We Can’t State For Certain That Chevrolet Is Building a Mid-Engine Corvette, But…
There’s been a lot of buzz of late about the mid-engine Corvette. Ironically, the one voice that has been absent from all the clamor has been Chevrolet itself. However, we’ve now learned that General Motors has been awarded three new adaptive aero technology patents. Based on the information contained in the submitted patent drawings, this new technology was specifcially designed/configured for a high-performance sports car….like a mid-engine Corvette.
The three new adaptive aero technology patents that GM now possesses are for: Active Side-Skirts, Active Spoilers and Downforce Generating Ducts. What’s most interesting about the patent filings is that all three drawings submitted show the new technology integrated into a C7 Corvette. The most probable reason the patents were submitted this way was to avoid image leaks that showed renderings of the mid-engine Corvette from finding their way onto the internet. It’s also possible that GM still has further variant of the C7 Corvette that they wish to produce that might showcase some of this tech.
Here is a brief overview (and a copy of the image that accompanied the patent filing) for each of the technology patents that GM was awarded this week.
Active Side Skirts
As the patent application states, the vehicle side skirts are an aerodynamic device typically fitted to the sides of the vehicle’s body between the front and rear wheels. The reason for installing these skirts is to improve streamline ambient airflow around the rear wheels, thereby reducing drag. The patent states that “the larger the area of the side skirts, the lower aerodynamic drag on the vehicle.” This system also has sensors that can detect the rotating speed of the wheel as well as the speed of the vehicle relative to the road surface. There’s also a controller that’s programmed to send commands to actuators that can extend and retract the side skirts “toward and away from the road surface.”
Like the side skirts above, this new active spoiler includes sensors that communicate all information deemed necessary for controlling the unit. These sensors monitor the rotating speed of the rear wheels as well as detecting the velocity of ambient airflow relative to the vehicle. There are even sensors that monitor the steering wheel angle and detect yaw rate. All of this information is then fed to the controller which then adjusts the rear spoiler’s height and angle.
Downforce Generating Ducts
Ducts are used to move air from one part of the car to another. For example, the C7 has ducts on the rear quarter panels used for cooling the transmission and differential fluids. However, on a mid-engine platform, cooling is even more important.
Forward-facing ducts are present specifically to capture air and then route it into the various areas that require additional cooling.

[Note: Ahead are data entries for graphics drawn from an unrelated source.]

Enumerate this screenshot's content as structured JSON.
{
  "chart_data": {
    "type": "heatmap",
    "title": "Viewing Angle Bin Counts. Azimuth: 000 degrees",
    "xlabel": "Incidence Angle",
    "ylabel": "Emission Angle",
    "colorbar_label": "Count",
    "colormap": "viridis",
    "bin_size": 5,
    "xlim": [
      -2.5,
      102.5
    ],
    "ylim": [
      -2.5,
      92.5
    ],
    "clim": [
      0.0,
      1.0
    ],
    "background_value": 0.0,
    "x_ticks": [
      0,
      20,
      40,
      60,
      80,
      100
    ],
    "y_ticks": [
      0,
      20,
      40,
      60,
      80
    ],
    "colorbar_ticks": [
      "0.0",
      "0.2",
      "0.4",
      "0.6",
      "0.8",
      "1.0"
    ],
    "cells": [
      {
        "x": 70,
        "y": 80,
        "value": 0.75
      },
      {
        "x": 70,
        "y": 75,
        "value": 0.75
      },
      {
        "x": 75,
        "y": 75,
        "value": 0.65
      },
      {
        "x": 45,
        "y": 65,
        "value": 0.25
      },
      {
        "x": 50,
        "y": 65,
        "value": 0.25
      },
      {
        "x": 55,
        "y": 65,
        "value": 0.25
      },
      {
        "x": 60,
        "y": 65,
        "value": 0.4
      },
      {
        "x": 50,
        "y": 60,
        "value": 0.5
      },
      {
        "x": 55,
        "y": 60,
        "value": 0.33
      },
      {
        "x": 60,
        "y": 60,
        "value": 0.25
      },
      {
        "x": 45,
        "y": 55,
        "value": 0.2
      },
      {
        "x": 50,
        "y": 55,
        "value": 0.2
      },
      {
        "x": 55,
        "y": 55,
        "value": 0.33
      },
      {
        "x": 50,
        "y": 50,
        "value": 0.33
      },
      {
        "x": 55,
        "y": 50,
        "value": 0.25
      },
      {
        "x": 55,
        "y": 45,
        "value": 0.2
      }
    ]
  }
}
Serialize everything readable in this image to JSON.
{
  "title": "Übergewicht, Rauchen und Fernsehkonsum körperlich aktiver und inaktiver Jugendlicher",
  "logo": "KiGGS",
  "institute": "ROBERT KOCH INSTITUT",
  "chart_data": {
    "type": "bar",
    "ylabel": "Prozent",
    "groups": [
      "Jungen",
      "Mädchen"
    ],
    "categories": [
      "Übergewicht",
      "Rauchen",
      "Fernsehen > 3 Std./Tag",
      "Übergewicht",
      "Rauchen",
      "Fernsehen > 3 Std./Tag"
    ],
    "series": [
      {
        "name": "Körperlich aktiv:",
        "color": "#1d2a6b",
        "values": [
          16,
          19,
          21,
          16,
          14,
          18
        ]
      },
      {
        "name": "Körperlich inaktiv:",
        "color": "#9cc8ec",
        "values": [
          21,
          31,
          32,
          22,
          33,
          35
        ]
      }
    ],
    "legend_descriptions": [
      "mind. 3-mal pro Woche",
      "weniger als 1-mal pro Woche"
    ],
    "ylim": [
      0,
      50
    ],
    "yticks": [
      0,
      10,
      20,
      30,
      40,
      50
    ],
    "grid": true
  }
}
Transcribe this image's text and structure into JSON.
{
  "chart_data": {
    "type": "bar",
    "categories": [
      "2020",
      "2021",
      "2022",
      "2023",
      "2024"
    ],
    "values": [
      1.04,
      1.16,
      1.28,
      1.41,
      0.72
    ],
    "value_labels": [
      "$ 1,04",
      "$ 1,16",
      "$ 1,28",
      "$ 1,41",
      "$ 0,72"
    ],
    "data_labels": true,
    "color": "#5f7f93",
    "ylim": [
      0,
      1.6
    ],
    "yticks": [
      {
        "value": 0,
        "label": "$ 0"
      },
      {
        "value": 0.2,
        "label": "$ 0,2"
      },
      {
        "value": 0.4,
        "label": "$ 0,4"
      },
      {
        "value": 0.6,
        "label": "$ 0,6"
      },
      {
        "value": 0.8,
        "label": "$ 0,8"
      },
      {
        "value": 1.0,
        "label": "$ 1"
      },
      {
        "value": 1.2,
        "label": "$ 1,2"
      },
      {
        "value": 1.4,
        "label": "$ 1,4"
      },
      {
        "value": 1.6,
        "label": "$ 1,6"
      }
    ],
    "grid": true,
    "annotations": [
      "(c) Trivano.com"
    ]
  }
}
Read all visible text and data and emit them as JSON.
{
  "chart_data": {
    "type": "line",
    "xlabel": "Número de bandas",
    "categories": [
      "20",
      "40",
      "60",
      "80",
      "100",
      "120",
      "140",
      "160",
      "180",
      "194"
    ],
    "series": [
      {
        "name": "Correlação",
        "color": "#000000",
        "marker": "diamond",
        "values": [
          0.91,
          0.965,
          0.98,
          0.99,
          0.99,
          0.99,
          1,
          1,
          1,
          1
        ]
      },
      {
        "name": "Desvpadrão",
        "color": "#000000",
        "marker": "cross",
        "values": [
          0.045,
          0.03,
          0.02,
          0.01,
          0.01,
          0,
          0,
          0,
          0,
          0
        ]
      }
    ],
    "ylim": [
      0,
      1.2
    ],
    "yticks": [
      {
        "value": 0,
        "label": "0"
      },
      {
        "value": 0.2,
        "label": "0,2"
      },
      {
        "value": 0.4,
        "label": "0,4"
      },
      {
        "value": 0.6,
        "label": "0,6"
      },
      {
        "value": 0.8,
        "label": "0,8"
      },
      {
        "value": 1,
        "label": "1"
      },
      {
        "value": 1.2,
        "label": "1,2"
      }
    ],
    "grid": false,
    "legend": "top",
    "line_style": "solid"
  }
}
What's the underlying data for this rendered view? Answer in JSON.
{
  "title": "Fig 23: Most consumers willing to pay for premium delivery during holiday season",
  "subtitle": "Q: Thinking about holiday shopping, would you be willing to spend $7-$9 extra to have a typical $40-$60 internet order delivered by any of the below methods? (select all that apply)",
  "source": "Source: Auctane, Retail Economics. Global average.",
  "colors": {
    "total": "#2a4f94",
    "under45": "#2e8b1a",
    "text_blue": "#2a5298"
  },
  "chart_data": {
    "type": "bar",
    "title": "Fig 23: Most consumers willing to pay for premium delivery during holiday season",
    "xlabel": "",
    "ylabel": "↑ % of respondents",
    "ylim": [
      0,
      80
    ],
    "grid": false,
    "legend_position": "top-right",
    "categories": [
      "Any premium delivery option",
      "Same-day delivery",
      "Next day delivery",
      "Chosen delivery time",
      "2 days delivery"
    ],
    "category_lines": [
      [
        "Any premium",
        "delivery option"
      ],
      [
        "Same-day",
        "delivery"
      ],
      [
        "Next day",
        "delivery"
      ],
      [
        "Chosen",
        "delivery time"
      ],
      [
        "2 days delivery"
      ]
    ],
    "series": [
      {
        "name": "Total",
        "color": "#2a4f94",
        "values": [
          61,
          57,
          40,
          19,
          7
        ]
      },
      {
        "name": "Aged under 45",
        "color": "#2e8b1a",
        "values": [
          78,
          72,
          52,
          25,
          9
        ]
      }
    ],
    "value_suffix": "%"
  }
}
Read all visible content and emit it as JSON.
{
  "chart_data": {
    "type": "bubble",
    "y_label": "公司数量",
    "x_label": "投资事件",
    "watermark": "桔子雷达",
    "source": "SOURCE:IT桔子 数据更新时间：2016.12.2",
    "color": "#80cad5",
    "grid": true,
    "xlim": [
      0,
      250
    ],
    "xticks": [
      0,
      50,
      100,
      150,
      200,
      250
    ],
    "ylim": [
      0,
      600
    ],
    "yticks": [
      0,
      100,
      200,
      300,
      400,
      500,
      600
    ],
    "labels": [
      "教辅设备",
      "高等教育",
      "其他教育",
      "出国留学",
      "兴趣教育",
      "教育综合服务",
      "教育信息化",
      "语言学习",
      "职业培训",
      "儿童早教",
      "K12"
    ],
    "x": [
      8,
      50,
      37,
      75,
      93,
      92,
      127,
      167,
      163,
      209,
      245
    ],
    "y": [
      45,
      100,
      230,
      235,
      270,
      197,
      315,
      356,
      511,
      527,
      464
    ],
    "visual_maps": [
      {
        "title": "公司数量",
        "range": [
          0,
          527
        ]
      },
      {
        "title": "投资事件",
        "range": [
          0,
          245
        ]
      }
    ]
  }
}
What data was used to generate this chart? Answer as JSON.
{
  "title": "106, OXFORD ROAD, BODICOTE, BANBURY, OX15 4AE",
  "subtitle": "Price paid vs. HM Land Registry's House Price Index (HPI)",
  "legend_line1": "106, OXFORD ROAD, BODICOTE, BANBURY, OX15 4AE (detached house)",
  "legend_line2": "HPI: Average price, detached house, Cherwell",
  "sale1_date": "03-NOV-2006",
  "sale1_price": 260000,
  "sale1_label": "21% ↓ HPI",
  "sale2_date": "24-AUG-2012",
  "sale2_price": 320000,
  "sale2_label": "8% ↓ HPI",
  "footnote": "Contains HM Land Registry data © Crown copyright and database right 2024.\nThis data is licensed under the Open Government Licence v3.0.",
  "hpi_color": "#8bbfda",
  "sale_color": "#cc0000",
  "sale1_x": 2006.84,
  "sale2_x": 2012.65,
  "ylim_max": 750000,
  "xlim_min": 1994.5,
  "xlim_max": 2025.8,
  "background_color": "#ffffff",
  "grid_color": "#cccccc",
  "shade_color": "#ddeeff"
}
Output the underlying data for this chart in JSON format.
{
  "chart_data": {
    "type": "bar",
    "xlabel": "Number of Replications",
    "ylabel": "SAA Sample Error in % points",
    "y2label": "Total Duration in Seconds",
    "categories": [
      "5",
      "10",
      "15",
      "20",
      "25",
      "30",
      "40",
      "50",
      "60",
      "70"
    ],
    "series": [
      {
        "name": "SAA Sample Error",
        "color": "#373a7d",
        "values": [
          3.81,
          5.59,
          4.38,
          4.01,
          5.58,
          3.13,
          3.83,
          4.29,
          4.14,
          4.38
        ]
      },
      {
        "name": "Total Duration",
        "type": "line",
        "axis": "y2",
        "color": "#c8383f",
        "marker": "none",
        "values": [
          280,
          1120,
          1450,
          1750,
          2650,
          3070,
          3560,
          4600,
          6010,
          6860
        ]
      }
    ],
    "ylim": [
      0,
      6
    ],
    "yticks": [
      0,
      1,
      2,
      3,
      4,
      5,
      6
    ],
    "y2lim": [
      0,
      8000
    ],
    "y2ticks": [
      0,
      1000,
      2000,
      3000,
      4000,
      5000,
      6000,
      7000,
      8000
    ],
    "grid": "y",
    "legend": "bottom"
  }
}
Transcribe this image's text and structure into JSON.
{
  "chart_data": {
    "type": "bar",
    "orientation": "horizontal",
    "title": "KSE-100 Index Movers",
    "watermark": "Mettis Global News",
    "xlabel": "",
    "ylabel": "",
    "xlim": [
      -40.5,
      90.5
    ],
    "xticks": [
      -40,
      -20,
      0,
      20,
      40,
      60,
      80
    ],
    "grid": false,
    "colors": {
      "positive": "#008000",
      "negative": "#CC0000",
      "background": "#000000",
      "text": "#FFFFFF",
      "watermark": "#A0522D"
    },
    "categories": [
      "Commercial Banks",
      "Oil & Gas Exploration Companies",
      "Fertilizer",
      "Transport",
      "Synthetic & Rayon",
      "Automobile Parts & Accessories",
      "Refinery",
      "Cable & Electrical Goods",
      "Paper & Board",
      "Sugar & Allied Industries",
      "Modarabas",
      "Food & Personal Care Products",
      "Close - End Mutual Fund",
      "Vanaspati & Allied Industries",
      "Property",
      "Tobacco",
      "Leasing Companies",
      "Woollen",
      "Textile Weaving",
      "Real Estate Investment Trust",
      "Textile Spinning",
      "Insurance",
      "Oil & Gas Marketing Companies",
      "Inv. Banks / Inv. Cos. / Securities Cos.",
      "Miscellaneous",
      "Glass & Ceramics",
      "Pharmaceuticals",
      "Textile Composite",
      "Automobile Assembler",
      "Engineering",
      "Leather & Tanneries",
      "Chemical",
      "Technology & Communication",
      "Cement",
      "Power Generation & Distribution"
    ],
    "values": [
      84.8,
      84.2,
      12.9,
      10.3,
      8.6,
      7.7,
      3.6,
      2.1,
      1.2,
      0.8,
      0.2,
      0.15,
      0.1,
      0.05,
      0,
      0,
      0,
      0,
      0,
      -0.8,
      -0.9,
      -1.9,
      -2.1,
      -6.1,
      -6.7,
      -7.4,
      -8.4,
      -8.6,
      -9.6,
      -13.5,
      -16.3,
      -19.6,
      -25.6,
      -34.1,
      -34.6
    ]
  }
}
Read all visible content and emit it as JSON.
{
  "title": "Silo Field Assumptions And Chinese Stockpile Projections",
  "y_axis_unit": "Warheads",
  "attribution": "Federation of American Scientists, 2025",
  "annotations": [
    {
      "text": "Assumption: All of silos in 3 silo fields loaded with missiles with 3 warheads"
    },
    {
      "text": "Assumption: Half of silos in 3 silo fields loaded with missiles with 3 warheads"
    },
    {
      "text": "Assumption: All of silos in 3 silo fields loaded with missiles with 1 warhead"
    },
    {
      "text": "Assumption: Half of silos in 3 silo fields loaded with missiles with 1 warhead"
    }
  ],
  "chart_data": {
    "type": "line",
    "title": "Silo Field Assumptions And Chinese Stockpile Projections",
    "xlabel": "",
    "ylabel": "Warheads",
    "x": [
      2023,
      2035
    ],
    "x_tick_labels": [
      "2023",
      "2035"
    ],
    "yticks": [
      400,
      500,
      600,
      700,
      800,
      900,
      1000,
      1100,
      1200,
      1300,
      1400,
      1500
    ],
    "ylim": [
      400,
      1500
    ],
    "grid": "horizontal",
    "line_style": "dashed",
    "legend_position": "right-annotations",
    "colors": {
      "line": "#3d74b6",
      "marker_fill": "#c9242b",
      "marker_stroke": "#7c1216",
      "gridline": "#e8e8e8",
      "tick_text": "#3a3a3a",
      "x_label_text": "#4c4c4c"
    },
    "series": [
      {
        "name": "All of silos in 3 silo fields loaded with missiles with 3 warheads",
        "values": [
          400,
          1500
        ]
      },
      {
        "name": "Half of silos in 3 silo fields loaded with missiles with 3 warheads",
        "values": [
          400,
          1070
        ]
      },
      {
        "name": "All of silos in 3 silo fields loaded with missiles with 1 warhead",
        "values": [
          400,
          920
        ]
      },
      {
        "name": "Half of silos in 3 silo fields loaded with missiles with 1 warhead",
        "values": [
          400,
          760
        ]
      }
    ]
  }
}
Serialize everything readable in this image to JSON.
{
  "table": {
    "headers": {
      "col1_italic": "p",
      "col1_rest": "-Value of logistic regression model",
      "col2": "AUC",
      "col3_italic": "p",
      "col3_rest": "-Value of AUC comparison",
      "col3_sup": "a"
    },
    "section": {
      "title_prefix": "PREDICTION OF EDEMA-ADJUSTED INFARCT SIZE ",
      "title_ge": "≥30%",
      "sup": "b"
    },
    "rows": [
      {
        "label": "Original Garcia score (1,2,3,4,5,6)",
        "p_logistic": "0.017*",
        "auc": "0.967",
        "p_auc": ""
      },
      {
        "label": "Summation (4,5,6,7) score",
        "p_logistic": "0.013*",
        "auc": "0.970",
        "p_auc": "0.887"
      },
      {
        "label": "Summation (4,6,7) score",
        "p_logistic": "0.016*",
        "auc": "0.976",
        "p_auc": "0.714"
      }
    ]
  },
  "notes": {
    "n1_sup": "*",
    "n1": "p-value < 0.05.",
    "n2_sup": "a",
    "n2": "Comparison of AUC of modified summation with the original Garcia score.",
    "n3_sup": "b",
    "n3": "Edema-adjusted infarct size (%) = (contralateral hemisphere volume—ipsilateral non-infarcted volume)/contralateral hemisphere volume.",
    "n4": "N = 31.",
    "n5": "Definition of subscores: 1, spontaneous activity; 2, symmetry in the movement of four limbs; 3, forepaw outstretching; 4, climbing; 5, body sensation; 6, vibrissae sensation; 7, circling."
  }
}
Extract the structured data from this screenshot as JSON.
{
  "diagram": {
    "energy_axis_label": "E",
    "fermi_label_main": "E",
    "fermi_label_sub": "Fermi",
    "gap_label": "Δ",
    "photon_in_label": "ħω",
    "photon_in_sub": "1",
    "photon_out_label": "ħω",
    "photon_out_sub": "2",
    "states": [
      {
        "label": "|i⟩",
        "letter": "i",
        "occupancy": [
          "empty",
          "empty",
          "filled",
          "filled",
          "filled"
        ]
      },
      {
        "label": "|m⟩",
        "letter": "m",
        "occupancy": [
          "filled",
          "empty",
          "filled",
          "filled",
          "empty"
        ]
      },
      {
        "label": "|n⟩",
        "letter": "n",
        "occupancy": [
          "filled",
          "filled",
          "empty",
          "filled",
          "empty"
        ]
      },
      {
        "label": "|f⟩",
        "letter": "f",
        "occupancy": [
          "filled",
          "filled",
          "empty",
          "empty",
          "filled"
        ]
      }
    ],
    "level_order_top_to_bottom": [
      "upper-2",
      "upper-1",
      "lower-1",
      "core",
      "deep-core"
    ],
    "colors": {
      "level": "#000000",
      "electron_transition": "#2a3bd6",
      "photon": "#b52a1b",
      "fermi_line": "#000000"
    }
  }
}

What GM has done with this patent is make the ducts a fully-enclosed structure. There’s now an entry port positioned to receive the ambient airflow and a second/exit port to exhaust the airflow from the duct. These two ports, combined with the fully-enclosed structure are configured to generate an aerodynamic downforce on the vehicle while in motion. What makes this particular tech even more impressive is the fact that these ducts can mounted be on both the top and bottom of the car.
While these patents are conclusive proof that GM is building a mid-engine Corvette, this is compelling evidence that these new technologies are going to be used on a variant of the sports car. Moreover, the fact that the last of these technologies listed – the Downforce Generating Ducts – is designed to direct air into the rear half of the car certainly lends credence to the idea that a mid-engine car of somesort is being developed.